B – SRW spin phase – IMPLEMENTED
- 256-iteration spin in RtlAcquireSRWLockExclusive and RtlAcquireSRWLockShared
- RT threads (NSPA_RT_PRIO active) skip spinning entirely
- Disabled on single-CPU systems
- Validated: 429 ntdll sync tests, 0 failures. RT suite 20/20 PASS.
C1 – pi_cond requeue-PI – IMPLEMENTED
- FUTEX_WAIT_REQUEUE_PI / FUTEX_CMP_REQUEUE_PI in libs/librtpi/rtpi.h
- Closes PI gap across all pi_cond consumers (ntdll, audio, gstreamer)
- Benchmark: worst-case max 53.8us -> 31.6us (-41%) under RT load
- RT suite 20/20 PASS.
A – CS DYNAMIC_SPIN – Planned
- Implement RTL_CRITICAL_SECTION_FLAG_DYNAMIC_SPIN (~4000 spincount)
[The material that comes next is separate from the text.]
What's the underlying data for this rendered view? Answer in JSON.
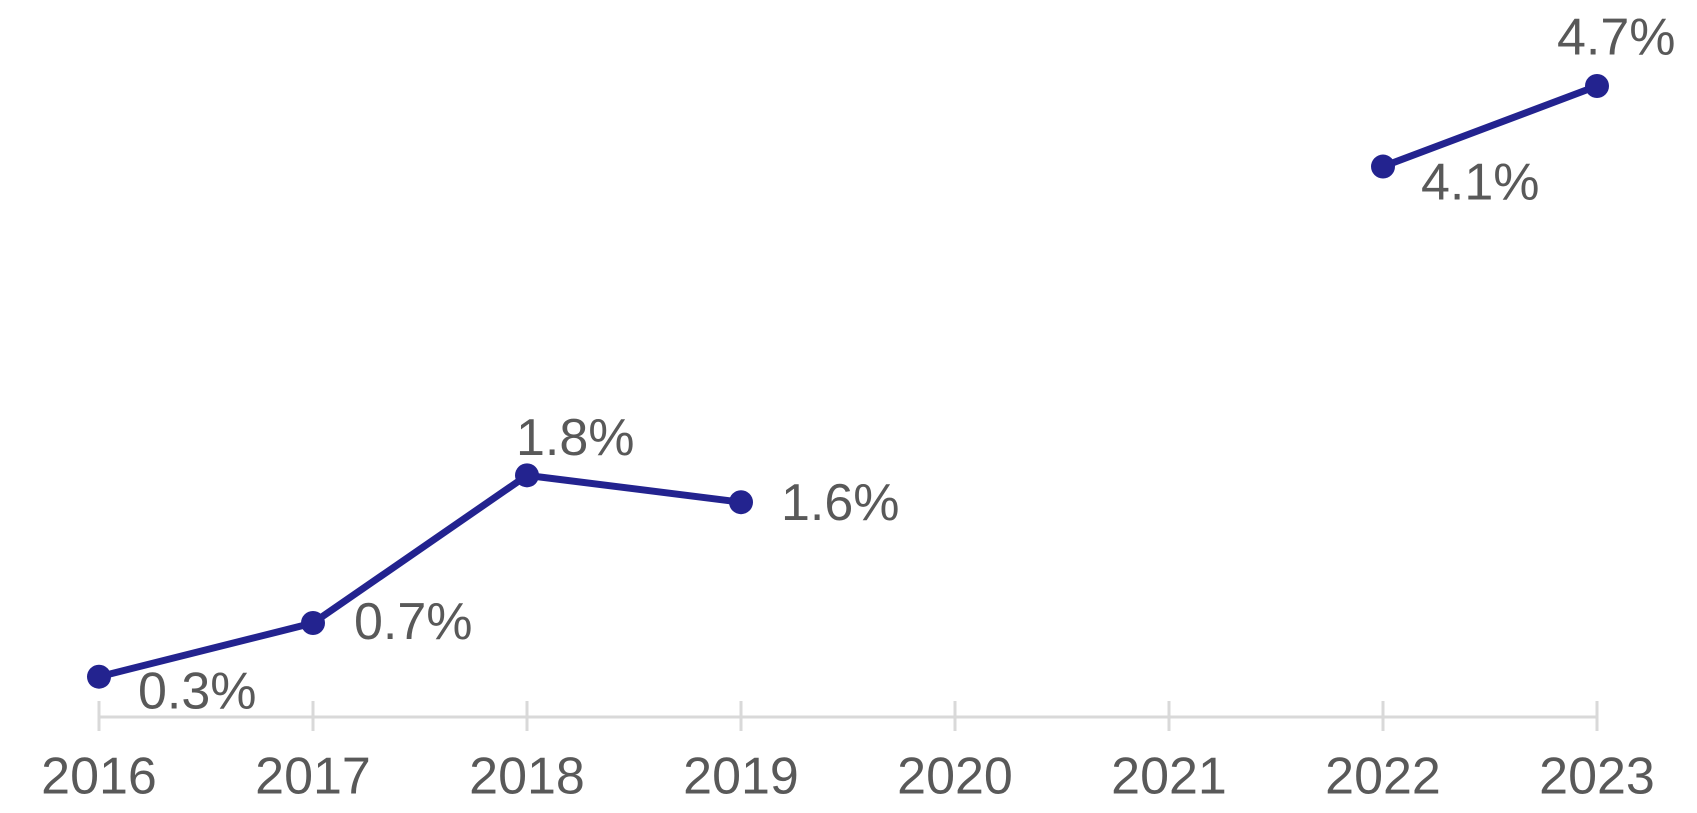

- Gate behind !nspa_cs_pi_active()
- Low priority (PI path handles most contention)
C2 – SRW PI – Deferred indefinitely
- Unsolved problem, even Linux kernel doesn’t have rwlock PI
- Documented as a known limitation

8. Open Questions

~~Benchmark: SRW zero-spin cost~~ – Implemented srw-bench subcommand
~~FUTEX_WAIT_REQUEUE_PI compatibility~~ – Works, kernel 2.6.31+ (2009)
Should SRW spin count be tunable via env var for benchmarking?
CS DYNAMIC_SPIN: what spincount do Windows apps actually request?